# Help buying a good LED 20" Monitor in range 4000-6000



## Jishnu (Sep 1, 2011)

I am planning to buy a new LED Monitor mostly a 20" one.My 10YR old SAMSUNG CRT  just got busted.I want to play games and watch HD Movies.Price Range 4000-6000.


----------



## Ishu Gupta (Sep 1, 2011)

Dell IN2030M 50.8cm (20 inch) W HD Monitor with LED--Free Shippi
6k


----------



## Jishnu (Sep 1, 2011)

Ishu Gupta said:


> Dell IN2030M 50.8cm (20 inch) W HD Monitor with LED--Free Shippi
> 6k



how about LG 2040T?Is DELL the best?


----------



## d6bmg (Sep 1, 2011)

Obviouslybuild quality offered by Dell is better than the same offered by LG.


----------



## Jishnu (Sep 6, 2011)

d6bmg said:


> Obviouslybuild quality offered by Dell is better than the same offered by LG.

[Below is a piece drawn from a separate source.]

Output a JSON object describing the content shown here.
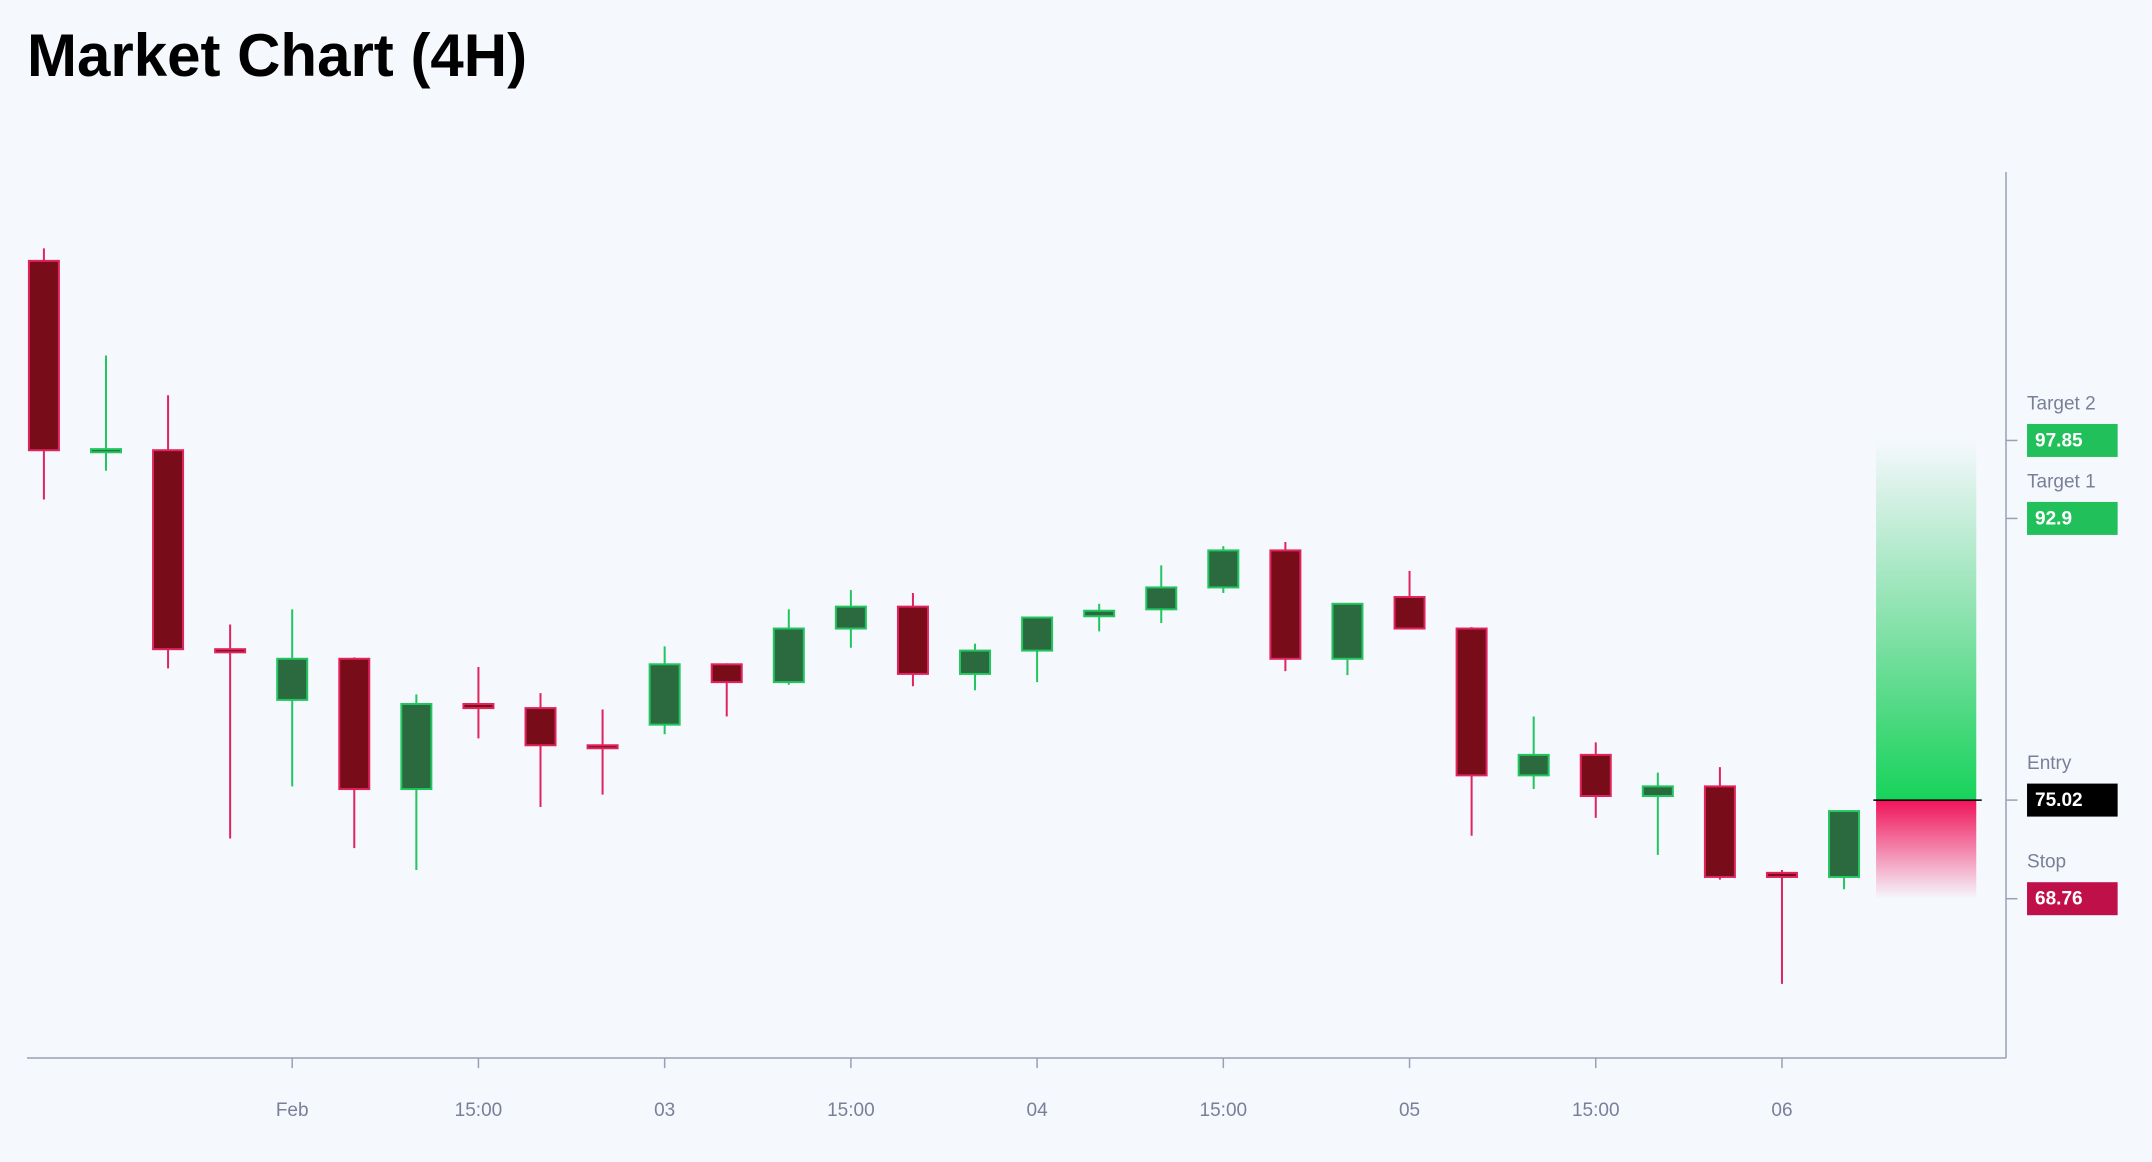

Thanks you for your support.I bought Dell IN2030M on Saturday.Only drawback-No Full HD. 
Great Monitor,Awesome Looks.My GCard is due to return after RMA.


----------



## jyotish (Sep 9, 2011)

Hey first check on the technology tht you need in the TV, that is important because if you want lot of technologies like 3d, internet then the cost of Tv will go up accordingly. First check on your requirements and then decide on the brand part. I think u should go to any good electronic store ask them for mew models in all top brands, check the audio & videos clarity  and features and then decide


----------